Energy integration themes considered in the project include

  1. Platform electrification: Connection of offshore oil and gas platforms to an alternative power source (from shore, offshore wind farm, or offshore grid) to reduce both costs and emissions and extend field lives when compared to platform-based generation 
  2. Gas to wire: The use of gas produced from offshore fields to generate electricity offshore and transmitting that to the shore through sharing infrastructure with windfarms.  Expected synergies would improve the economics of both renewables and gas projects, enabling further offshore developments 
  3. Carbon capture and storage: re-use of offshore oil and gas infrastructure and spent fields to transport and store carbon dioxide, improving economics of the projects.
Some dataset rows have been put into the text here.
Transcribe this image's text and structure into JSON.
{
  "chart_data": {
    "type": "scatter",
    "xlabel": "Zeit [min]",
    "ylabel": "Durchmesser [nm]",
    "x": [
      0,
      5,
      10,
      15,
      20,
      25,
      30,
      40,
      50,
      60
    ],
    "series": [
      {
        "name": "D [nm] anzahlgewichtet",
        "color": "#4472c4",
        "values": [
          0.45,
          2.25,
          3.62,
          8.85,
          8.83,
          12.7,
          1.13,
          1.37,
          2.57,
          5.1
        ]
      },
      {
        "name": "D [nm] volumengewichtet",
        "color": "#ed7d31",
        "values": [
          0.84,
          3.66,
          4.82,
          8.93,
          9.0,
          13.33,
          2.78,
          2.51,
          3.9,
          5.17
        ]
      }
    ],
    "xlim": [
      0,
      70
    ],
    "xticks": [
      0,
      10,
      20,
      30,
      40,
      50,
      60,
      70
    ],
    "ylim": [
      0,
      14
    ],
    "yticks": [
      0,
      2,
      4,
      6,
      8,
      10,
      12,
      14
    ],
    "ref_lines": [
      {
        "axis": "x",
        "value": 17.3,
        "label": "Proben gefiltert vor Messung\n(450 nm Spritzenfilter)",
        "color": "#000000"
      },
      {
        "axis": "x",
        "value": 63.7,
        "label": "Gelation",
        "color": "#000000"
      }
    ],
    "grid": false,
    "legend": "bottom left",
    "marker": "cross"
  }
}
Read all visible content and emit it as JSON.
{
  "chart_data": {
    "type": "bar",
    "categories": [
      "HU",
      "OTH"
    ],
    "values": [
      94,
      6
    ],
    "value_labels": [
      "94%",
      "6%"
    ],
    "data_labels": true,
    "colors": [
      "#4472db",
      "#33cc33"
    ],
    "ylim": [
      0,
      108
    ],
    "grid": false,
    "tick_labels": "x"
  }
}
  4. Hydrogen: enabling production of hydrogen (e.g. via water electrolysis using windfarm power) for power and domestic heating, by repurposing offshore oil and gas platforms, and using pipelines for storage and transportation to shore.
  5. North Sea power hubs: large-scale electricity and hydrogen production from wind, also combined with carbon and energy storage solutions.  Benefits from cross sector synergies, and potential North Sea cross-border economies of scale.